De la comparaison de pièces archéologiques chinoises et péruviennes

par Alain Cardenas-Castro et Christophe Comentale

Le rapport entre art et sciences se traduit parfois avec la comparaison d’objets produits par l’Homme. Nous avons choisi huit pièces chinoises et péruviennes d’un matériel archéologique intégré dans des collections patrimoniales. Ces artefacts issus d’époques et de lieux différents permettent d’analyser la fonction de ces objets, leur fabrication, les techniques et les matériaux mis en œuvre ainsi que les motifs de leur décor : des caractéristiques qui reflètent des comportements symboliques communs.

En premier lieu, trois planches (pl.1, 2, 3) concrétisent et accompagnent l’analyse comparative.

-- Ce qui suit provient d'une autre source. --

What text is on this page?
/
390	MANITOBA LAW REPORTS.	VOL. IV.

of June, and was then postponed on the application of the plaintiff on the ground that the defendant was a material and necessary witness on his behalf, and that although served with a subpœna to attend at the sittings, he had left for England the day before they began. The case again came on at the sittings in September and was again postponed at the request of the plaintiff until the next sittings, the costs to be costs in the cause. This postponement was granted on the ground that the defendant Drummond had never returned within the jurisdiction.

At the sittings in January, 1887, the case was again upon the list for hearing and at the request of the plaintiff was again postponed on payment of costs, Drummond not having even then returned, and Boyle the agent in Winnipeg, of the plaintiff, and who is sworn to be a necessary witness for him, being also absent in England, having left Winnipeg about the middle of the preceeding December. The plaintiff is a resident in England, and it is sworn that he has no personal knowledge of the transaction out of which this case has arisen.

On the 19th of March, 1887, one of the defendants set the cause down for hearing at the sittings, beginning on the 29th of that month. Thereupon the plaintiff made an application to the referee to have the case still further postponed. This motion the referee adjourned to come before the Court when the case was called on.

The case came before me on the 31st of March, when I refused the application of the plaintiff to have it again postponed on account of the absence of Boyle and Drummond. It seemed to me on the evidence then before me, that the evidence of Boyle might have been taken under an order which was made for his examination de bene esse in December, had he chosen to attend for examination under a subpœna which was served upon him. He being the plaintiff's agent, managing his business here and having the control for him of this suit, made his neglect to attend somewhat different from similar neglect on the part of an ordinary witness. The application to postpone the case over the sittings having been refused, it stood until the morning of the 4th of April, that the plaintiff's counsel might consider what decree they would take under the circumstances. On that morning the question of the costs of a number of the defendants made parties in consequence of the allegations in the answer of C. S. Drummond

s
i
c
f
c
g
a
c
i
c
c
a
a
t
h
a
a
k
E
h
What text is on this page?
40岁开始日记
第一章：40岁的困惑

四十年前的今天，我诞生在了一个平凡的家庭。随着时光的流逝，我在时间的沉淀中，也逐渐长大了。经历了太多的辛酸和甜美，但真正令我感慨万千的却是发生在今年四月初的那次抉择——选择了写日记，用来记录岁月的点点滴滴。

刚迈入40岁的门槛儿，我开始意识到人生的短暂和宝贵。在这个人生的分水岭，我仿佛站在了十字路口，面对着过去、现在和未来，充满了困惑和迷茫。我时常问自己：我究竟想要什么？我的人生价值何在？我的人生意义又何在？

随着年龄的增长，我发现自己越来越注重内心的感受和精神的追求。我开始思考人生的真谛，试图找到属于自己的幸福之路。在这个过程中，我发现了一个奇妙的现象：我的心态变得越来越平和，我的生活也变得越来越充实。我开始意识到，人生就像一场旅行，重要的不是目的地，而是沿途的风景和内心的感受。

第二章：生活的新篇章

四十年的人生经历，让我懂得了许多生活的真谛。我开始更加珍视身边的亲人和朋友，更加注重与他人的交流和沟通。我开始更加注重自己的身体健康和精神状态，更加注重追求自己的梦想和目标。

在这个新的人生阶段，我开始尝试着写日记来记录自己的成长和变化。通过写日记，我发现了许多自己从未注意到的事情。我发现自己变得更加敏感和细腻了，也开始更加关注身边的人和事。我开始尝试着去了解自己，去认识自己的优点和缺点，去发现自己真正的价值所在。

La planche 1 regroupe les huit objets selon quatre binômes mettant en vis à vis les pièces chinoises et péruviennes. Ensuite, la planche 2 comprend deux cartes de localisation des sites archéologiques d’où proviennent les pièces choisies. Les deux cartes indiquent la situation des différentes cultures auxquelles ces pièces appartiennent en Chine et au Pérou. Enfin, la planche 3 met en contact visuel les pièces archéologiques en les reliant à leurs sites d’origine.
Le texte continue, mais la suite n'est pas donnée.